Sual: (Midye ve ıstakoz yemeye günah demek, âdet ve göreneklerle ilgilidir. Deniz kıyılarında oturanlar, kültürlerinde olduğu için rahatlıkla yiyorlar, ancak denizden uzak yerlerde yaşayanlar bu kültürden yoksundur. Denizden çıkan her şeyin temiz olduğu yönünde bir de hadis olduğu için, midyenin haram olduğu söylenemez. Kur’anda da midye konusunda kesin bir hüküm olmadığı için rahatça yenebilir) deniyor. Bu görüşe ne denir?
CEVAP
Bu görüş birkaç bakımdan yanlıştır:
Birincisi, dinimizde tek delil Kur’an değildir. Hadis-i şeriflerle bildirilen hükümler de vardır. İki âyet-i kerime meali:
(Resulümün verdiğini alın, yasakladığından da sakının!) [Haşr 7]
(O Peygamber, güzel şeyleri helâl, çirkin şeyleri haram kılar.) [Araf 157]
İşte müctehid âlimler, Kur’an-ı kerimin emrine uyarak, Resulullah efendimizin bu konudaki hadis-i şeriflerine de bakmışlardır. Kur’an-ı kerimde, köpek, fare ve yılan etinin haram olduğu bildirilmiyor diye, bunları yemek caiz olur mu? Bunların haram oldukları hadis-i şeriflerle bildirilmiştir.

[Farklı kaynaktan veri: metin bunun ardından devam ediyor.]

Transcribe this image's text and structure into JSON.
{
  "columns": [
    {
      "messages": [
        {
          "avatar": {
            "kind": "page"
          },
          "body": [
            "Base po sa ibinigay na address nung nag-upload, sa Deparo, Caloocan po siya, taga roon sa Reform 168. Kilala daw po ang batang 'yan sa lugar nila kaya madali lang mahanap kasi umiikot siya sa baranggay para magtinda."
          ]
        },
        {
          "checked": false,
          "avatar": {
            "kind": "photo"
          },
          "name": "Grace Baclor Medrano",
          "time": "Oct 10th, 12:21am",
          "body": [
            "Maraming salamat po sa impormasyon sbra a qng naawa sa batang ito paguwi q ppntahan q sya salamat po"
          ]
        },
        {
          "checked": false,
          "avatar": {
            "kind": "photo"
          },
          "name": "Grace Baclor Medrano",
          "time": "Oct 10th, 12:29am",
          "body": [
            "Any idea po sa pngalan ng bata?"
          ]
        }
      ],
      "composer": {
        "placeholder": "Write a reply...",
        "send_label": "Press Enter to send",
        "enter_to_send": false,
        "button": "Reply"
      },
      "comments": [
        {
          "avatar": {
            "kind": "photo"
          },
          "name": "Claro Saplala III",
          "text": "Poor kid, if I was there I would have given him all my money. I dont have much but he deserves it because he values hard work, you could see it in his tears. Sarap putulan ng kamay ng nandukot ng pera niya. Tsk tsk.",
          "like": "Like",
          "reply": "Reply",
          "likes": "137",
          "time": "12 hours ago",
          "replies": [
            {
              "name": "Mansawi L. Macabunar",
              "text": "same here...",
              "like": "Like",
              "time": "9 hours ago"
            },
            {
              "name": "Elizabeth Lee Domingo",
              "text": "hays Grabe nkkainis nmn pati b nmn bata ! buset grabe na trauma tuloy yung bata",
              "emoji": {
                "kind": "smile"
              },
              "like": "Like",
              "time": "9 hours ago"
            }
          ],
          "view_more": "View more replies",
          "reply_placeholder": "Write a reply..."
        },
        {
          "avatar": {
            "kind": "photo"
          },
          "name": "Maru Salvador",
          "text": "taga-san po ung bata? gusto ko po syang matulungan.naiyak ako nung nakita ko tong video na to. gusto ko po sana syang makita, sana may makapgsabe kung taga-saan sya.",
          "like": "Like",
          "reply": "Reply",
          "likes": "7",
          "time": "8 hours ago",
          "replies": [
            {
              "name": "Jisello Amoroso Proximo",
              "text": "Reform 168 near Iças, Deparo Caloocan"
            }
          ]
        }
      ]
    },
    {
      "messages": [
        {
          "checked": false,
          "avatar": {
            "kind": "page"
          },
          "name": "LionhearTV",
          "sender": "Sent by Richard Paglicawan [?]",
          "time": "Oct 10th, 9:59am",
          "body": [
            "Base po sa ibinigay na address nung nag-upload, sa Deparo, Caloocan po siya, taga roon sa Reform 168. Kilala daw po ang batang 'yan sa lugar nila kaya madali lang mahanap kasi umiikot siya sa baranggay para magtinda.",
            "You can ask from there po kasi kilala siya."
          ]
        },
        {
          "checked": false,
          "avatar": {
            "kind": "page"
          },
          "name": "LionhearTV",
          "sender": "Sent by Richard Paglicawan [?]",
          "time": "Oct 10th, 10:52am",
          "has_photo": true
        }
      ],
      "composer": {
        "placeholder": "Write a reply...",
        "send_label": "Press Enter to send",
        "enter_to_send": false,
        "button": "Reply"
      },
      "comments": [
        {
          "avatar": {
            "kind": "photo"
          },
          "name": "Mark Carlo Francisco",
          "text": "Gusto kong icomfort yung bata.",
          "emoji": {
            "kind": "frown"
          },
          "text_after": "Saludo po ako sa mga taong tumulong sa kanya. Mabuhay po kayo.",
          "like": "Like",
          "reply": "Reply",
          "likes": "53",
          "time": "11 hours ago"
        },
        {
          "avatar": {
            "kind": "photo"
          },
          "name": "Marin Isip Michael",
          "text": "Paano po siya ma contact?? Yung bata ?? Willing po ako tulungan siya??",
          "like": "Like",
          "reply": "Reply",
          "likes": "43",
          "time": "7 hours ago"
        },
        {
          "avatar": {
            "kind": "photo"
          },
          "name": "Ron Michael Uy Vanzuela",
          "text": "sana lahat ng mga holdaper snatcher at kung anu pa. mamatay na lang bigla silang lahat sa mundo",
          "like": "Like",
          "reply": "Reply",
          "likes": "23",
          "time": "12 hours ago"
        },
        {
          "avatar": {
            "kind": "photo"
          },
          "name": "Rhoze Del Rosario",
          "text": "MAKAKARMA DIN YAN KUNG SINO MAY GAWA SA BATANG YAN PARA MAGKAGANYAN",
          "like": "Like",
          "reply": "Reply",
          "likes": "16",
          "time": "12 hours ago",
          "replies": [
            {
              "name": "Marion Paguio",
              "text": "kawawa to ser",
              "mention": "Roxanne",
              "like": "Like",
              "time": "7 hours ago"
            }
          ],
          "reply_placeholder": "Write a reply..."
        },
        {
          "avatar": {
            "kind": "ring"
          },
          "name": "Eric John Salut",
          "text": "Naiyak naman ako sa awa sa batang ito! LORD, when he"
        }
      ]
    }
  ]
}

İkincisi, müctehid olmayanların hadis-i şeriflere göre de amel etmeleri caiz olmaz. Mezhebinin bildirdiği hükme uyması vacib olur. (Denizin hayvanları helâldir) mealindeki hadis-i şerifi, Hanefî âlimleri, balık ve balık şeklinde olanlar hariç, deniz haşeratlarının yenmesinin caiz olmadığı şeklinde anlamışlardır. Hanefî olup da, mezhebinin hükmüne uymayan, mezhebinin hükümlerini beğenmeyen kimse, (Benim mezhebim var) dese de, mezhepsizdir.
Netice: Midye ve ıstakoz gibi deniz haşeratının yenmemesinin gelenekle, kültürle, hayat tarzıyla hiçbir ilgisi yoktur. Hanefî mezhebinde olan Müslümanların, deniz kenarında da yaşasalar, balık şeklinde olmayan yengeç, midye, istiridye, ıstakoz, kerevit, karides gibi deniz haşeratını yemeleri caiz değildir.